Forward-looking statements involve inherent risks and uncertainties, and important factors (many of which are beyond the Company’s control) that could cause actual results to differ materially from those set forth in the forward looking statements, including the following: changes in crude oil and natural gas prices; the pace of drilling and completions activity on the Company’s properties and properties pending acquisition; the Company’s ability to acquire additional development opportunities; potential or pending acquisition transactions; the Company’s ability to consummate its recently announced acquisition, the anticipated timing of such consummation, and any anticipated financing transactions in connection therewith; the projected capital efficiency savings and other operating efficiencies and synergies resulting from the Company’s acquisition transactions; integration and benefits of property acquisitions or the effects of such acquisitions on the Company’s cash position and levels of indebtedness; changes in the Company’s reserves estimates or the value thereof; disruptions to the Company’s business due to acquisitions and other significant transactions; general economic or industry conditions, nationally and/or in the communities in which the Company conducts business; changes in the interest rate environment, legislation or regulatory requirements; conditions of the securities markets; the Company’s ability to raise or access capital; changes in accounting principles, policies or guidelines; financial or political instability, acts of war or terrorism, and other economic, competitive, governmental, regulatory and technical factors affecting the Company’s operations, products and prices; and the COVID-19 pandemic and its related economic repercussions and effect on the oil and natural gas industry. Additional information concerning potential factors that could affect future financial results is included in the section entitled “Item 1A. Risk Factors” and other sections of the Company’s Annual Report on Form 10-K for the fiscal year ended December 31, 2019 and the Company’s Quarterly Report on Form 10-Q for the fiscal quarters ended March 31, 2020, June 30, 2020 and September 30, 2020, as updated from time to time in amendments and subsequent reports filed with the SEC, which describe factors that could cause the Company’s actual results to differ from those set forth in the forward looking statements.

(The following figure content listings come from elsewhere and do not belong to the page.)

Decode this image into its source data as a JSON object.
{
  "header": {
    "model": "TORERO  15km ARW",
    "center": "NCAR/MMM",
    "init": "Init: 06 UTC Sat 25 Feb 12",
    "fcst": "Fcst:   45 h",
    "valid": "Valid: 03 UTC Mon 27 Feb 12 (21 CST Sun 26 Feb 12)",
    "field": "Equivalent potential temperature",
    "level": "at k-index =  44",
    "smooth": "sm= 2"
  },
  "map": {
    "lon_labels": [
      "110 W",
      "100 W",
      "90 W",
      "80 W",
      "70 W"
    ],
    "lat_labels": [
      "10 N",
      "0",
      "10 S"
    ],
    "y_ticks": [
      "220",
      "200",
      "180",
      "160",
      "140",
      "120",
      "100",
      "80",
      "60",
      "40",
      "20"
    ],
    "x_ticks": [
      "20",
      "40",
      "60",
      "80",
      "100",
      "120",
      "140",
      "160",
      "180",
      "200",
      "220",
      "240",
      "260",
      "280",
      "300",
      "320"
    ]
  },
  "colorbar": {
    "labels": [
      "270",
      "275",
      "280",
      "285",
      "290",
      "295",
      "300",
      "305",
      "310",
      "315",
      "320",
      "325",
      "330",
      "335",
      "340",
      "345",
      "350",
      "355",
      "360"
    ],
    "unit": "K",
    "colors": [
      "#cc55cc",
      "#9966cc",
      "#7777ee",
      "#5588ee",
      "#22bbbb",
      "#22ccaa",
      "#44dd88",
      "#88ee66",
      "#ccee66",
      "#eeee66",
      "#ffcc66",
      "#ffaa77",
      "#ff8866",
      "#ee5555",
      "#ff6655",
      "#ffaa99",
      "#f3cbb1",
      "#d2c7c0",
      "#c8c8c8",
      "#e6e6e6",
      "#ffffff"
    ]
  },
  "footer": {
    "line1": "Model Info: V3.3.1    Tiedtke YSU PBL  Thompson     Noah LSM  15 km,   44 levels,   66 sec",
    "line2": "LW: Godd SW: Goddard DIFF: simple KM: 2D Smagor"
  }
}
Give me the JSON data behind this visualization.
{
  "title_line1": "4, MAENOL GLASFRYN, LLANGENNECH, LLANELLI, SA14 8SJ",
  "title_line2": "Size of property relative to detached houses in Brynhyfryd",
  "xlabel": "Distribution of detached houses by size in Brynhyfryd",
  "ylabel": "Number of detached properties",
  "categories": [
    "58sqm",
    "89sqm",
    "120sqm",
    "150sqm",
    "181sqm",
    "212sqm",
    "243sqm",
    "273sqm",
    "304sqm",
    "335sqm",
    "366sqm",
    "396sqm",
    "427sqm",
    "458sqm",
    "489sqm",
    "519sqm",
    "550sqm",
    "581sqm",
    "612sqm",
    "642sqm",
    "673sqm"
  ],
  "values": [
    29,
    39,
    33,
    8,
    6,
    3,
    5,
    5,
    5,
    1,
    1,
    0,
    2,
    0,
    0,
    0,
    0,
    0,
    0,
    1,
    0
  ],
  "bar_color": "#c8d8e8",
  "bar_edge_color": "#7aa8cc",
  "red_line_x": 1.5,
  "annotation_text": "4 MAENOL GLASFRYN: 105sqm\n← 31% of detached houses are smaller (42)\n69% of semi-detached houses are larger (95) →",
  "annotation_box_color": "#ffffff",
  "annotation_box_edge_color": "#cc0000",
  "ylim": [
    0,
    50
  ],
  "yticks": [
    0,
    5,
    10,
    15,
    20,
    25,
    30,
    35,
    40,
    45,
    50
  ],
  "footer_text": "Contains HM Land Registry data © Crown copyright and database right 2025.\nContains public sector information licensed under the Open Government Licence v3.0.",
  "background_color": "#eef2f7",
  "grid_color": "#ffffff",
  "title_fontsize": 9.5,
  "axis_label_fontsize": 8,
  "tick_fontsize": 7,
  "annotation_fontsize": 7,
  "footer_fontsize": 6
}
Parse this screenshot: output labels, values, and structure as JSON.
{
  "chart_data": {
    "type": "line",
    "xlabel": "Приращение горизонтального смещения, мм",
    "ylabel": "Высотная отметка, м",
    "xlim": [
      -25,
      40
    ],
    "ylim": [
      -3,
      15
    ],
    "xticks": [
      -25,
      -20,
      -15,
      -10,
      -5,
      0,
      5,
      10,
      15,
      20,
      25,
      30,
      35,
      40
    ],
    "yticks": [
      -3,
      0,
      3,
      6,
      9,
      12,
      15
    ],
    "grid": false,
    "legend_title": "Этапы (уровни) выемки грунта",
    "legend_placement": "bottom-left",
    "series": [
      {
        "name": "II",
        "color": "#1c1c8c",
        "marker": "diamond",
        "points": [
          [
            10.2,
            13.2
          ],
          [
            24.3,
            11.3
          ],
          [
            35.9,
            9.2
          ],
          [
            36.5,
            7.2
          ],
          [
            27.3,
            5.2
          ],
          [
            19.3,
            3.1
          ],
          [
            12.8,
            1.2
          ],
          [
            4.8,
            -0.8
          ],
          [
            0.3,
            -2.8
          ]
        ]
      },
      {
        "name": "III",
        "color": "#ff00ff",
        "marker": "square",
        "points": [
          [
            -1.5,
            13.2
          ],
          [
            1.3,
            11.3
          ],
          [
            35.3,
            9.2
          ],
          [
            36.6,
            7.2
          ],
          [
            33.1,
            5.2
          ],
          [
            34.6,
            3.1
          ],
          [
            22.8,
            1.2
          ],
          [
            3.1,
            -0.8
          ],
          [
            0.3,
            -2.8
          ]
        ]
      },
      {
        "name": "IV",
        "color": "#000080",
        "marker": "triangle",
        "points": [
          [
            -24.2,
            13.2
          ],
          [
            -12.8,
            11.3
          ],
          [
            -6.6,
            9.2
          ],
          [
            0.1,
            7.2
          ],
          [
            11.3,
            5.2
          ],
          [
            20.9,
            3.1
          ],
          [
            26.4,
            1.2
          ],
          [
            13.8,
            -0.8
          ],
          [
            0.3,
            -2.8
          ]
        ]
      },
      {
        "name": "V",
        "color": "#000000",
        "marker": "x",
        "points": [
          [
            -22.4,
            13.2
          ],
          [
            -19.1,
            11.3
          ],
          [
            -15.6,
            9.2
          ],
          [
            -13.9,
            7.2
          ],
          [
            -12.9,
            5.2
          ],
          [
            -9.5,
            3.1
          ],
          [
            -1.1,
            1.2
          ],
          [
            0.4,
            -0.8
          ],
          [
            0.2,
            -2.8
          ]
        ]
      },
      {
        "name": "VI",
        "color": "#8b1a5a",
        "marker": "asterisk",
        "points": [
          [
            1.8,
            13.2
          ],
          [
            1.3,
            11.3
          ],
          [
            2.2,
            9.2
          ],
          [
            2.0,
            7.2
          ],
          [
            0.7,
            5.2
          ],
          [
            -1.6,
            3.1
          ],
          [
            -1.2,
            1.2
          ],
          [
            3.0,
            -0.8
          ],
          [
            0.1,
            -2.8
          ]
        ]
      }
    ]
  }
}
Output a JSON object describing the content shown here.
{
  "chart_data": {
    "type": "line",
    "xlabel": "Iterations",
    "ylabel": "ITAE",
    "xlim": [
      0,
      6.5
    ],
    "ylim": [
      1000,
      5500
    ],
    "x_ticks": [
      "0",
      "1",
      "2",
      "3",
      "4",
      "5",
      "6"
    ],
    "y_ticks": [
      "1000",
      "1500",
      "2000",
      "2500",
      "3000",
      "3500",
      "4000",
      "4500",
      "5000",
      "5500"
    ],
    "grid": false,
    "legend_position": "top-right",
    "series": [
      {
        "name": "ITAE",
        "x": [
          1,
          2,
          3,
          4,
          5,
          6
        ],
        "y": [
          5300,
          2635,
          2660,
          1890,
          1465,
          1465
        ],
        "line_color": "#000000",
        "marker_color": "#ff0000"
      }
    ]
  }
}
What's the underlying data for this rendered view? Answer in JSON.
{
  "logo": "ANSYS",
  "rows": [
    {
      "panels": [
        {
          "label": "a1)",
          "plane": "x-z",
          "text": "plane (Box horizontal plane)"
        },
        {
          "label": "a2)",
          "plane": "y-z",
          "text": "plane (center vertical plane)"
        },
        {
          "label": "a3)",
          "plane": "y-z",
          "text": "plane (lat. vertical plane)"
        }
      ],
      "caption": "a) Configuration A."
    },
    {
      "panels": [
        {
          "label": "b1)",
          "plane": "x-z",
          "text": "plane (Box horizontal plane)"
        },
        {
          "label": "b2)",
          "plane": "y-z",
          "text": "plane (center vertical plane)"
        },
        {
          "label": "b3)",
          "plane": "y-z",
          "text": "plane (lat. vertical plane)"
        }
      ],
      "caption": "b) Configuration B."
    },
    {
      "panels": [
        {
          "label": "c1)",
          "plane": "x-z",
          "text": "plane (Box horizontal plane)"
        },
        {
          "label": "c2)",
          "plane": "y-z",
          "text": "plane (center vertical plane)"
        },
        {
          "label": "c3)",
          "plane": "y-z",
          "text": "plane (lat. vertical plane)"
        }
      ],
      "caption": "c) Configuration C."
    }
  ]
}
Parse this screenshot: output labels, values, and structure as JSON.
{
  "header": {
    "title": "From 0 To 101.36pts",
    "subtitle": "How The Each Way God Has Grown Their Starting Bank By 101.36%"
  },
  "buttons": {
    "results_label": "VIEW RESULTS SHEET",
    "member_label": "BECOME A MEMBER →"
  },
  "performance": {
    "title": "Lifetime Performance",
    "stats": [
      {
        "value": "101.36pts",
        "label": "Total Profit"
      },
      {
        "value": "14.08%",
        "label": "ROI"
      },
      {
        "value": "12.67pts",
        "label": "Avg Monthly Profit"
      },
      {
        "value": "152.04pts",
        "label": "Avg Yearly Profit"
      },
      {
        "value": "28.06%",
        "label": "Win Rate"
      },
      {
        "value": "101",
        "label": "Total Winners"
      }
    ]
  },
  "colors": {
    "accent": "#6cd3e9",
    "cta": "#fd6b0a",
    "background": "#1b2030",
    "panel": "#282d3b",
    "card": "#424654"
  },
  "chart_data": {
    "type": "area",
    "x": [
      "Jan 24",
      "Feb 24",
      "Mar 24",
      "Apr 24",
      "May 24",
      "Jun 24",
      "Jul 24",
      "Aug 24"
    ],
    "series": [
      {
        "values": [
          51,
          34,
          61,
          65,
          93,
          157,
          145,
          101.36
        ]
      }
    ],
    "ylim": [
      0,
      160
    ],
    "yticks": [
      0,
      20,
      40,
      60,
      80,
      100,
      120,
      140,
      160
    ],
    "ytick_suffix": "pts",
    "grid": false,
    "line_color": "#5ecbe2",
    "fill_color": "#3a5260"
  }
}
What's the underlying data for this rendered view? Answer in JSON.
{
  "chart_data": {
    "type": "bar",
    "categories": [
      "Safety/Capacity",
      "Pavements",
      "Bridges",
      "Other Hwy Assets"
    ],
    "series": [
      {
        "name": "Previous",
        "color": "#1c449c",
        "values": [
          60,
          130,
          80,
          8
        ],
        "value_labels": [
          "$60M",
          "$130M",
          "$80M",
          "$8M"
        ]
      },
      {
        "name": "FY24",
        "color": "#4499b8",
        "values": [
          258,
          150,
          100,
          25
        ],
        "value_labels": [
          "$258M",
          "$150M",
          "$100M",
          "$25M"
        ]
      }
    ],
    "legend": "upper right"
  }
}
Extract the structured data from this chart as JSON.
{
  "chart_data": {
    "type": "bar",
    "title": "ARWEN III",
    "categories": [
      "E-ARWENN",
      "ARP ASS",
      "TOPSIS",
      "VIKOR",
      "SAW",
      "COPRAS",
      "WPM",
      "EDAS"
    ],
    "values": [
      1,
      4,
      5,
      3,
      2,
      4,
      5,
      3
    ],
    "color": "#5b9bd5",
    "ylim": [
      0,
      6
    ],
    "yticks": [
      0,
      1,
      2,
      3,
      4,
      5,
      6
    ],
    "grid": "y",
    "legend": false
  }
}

The Company has based these forward-looking statements on its current expectations and assumptions about future events. While management considers these expectations and assumptions to be reasonable, they are inherently subject to significant business, economic, competitive, regulatory and other risks, contingencies and uncertainties, most of which are difficult to predict and many of which are beyond the Company’s control. The Company does not undertake any duty to update or revise any forward-looking statements, except as may be required by the federal securities laws.